Meat is very tender and sticky.

It is simply sorted into pieces, sprinkled with paprika and served with boiled potatoes.

Torta di santiago

This dessert is everywhere. It is made from time immemorial to this day. At home, in monasteries, in pastry shops.

The idea he has nowhere easier — ground almonds mixed with sugar, egg and butter and baked. It turns out moist almond cake, in fact, wonderfully delicious.

Traditionally, it is sprinkled with powdered sugar, using a stencil, leaving the cross of Santiago untouched.

Local wines

Outside of Galicia, they are rarely seen, but it is here that they are very appropriate with local food.

Fresh white Albariño is what the doctor prescribed for oysters and other seafood.

Young and light red Mencia is wonderful with veal, pork and thereby octopus.

Orujo liqueurs

Orujo (Oruho) — Galician distillate, which is driven from the grape cake remaining from winemaking.
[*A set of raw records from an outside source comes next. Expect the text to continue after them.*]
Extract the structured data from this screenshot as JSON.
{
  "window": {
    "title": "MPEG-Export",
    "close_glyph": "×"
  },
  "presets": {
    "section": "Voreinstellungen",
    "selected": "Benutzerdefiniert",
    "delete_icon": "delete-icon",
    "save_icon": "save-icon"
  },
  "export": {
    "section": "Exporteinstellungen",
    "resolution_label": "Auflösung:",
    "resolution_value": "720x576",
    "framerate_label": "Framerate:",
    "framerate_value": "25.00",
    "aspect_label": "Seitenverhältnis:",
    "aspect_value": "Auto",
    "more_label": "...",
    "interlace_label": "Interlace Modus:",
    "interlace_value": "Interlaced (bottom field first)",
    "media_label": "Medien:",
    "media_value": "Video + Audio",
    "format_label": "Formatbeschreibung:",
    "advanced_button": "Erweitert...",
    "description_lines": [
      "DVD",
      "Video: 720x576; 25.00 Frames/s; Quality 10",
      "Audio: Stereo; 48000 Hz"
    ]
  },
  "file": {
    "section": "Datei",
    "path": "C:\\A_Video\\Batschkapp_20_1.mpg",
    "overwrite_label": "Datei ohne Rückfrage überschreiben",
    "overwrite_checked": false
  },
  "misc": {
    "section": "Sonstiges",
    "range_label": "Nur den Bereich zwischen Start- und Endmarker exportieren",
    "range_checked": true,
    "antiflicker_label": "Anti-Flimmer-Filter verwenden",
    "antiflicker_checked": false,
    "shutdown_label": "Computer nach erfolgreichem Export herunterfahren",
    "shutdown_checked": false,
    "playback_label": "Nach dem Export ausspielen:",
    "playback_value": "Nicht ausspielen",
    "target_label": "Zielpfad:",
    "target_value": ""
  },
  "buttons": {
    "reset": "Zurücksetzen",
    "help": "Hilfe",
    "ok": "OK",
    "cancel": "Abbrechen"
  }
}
It is similar to grappa, has a strength of 45 degrees and would not differ in any way from its Spanish and Italian counterparts if it was not made from liqueurs.

The most common — coffee and herbs.

But it is worth looking for caramel, and creamy (crema de orujo), which may well compete with Baileys.

Thank you for your help in preparing the material. Department of Tourism of the Spanish Embassy in Moscow and the Community Tourism Administration. Galicia.